Though going back to Zimbabwe to work on Lead Us Today is like going home for Mhlanga, he was able to recruit a group of other dedicated Harvard students to travel with him and work with the organization this January. The group has been working on new projects to implement since the start of school.  One of the team members, Daniel M. Lobo ’14, plans on making a documentary on the organization’s work during his time there. Jayshlyn D. Acevedo ’14 has also been working on developing leadership curricula with professors from Harvard and will be implementing these new teaching techniques in an intensive three day leadership training course the group will be carrying out once in Zimbabwe. “I don’t want Lead Us Today to be another student group run by Harvard students,” notes Acevedo. “I want Lead Us Today to be an organization run by the students that are directly benefitting from it. We are simply a means to their success.” Mhlanga believes the J-term trip will be beneficial to both his fellow Harvard classmates and the Zimbabwean youth involved in Lead Us Today. “I definitely see this trip as a unique opportunity for the learning and growth of both Lead Us Today and Harvard students,” Mhlanga says. “It’s a great privilege to connect the next generation of socially responsible citizens of Zimbabwe to the one of the greatest places of education and innovation in the world, Harvard University.”

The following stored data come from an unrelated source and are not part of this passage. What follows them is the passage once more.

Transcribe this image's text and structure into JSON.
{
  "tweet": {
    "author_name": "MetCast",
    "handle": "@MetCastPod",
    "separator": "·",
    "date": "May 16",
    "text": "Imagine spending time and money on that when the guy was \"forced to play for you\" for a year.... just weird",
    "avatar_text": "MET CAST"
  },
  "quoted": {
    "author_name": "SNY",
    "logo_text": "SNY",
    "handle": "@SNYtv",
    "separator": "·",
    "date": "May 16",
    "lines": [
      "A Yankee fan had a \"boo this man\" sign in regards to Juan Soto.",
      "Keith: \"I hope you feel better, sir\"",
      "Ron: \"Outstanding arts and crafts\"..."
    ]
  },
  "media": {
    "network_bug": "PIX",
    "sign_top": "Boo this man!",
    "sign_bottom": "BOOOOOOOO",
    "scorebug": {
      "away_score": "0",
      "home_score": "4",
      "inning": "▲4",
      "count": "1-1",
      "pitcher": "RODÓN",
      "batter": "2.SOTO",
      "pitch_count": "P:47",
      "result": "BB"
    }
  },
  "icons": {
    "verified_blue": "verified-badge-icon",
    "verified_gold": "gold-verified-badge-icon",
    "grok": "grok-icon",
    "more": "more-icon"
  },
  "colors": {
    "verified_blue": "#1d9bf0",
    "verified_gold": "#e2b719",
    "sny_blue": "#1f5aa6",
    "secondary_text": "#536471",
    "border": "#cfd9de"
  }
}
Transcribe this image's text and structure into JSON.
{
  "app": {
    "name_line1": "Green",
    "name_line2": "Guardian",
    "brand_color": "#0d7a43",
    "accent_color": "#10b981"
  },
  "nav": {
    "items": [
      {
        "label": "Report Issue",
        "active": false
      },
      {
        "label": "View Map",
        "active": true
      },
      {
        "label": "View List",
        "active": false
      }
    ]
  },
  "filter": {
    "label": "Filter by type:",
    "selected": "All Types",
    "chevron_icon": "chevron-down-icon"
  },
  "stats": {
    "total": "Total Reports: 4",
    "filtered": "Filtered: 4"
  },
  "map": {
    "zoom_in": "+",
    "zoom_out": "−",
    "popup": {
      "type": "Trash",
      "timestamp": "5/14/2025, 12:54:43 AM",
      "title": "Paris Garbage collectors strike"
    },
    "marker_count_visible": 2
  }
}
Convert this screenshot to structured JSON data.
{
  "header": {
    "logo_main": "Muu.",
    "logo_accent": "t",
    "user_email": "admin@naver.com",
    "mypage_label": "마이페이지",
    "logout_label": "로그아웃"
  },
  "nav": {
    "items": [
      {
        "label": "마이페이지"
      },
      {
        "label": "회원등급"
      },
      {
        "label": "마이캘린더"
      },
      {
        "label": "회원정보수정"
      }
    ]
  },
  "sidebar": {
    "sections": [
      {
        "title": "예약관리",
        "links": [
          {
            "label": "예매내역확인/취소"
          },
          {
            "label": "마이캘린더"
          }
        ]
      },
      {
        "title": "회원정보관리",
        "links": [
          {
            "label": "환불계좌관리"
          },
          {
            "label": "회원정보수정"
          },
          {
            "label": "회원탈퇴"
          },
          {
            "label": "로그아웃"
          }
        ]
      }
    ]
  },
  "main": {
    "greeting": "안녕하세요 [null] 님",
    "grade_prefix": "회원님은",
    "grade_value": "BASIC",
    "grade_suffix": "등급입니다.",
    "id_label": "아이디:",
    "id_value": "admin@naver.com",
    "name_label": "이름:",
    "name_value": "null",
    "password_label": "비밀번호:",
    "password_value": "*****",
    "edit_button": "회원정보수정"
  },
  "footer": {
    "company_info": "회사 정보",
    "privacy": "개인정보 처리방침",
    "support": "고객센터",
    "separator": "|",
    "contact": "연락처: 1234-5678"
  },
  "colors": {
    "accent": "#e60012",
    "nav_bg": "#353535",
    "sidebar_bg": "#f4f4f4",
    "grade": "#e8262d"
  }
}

While Lead Us Today deals with providing promising Zimbabwean youth the leadership skills they will need to lead and contribute successfully to their country, Harvard’s Global Hunger Initiative is focused on providing healthcare in Uganda to impoverished areas that need it most. The Global Hunger Initiative has been sending students to Nyakibale Hospital since 2009. During the J-term trip in 2011, the students who went were able to do outreach to health centers in and around the district, agriculture initiatives, review and utilize the financial viability of the hospital canteens (small stores which fund the malnutrition ward), train the nursing staff on malnutrition protocol, and educate mothers on prevention and treatment methods for their children.

This coming trip, the group hopes to create and train a network of Village Health teams to visit, treat, and educate at health centers that extend beyond the district and on a more regular basis. It also hopes to continue agricultural efforts through the community gardens and maternal food baskets, for which they would work with a nutritionist here at Harvard to help develop before they leave. They will do an analysis of financial viability and how best to use the funds created by the canteen. They also plan to shift the focus of education to pre-natal and antenatal care to serve as more effective prevention tools for mothers. Four undergraduates make up the Board of Directors for the program: Christopher M. Goldstein ’13, Kristina L. Tester ’14, B. Marjorie Gullick ’13, and Katherine Lim ’13.

When asked why she decided to go to Uganda over J-term, Gullick admits “there may be little appeal in taking three weeks of your J-term to travel to a rural village in Uganda that has little to no access to running water and internet, when mosquito nets and beans and rice are a staple of your everyday life, but for me, it’s the first and greatest opportunity to put my education to use.” J-term is a great opportunity to use the time away from Harvard to utilize the skills one has acquired here and share them with people elsewhere, as Gullick elucidates: “The passion and skills that I cultivate in the classroom can come to fruition at Nyakibale Hospital, where it really is about giving back what you can and paying forward what you have been provided.”

Meredith C. Baker ’13, a Crimson editorial writer, is a social studies concentrator in Eliot House. Her column appears on alternate Thursdays.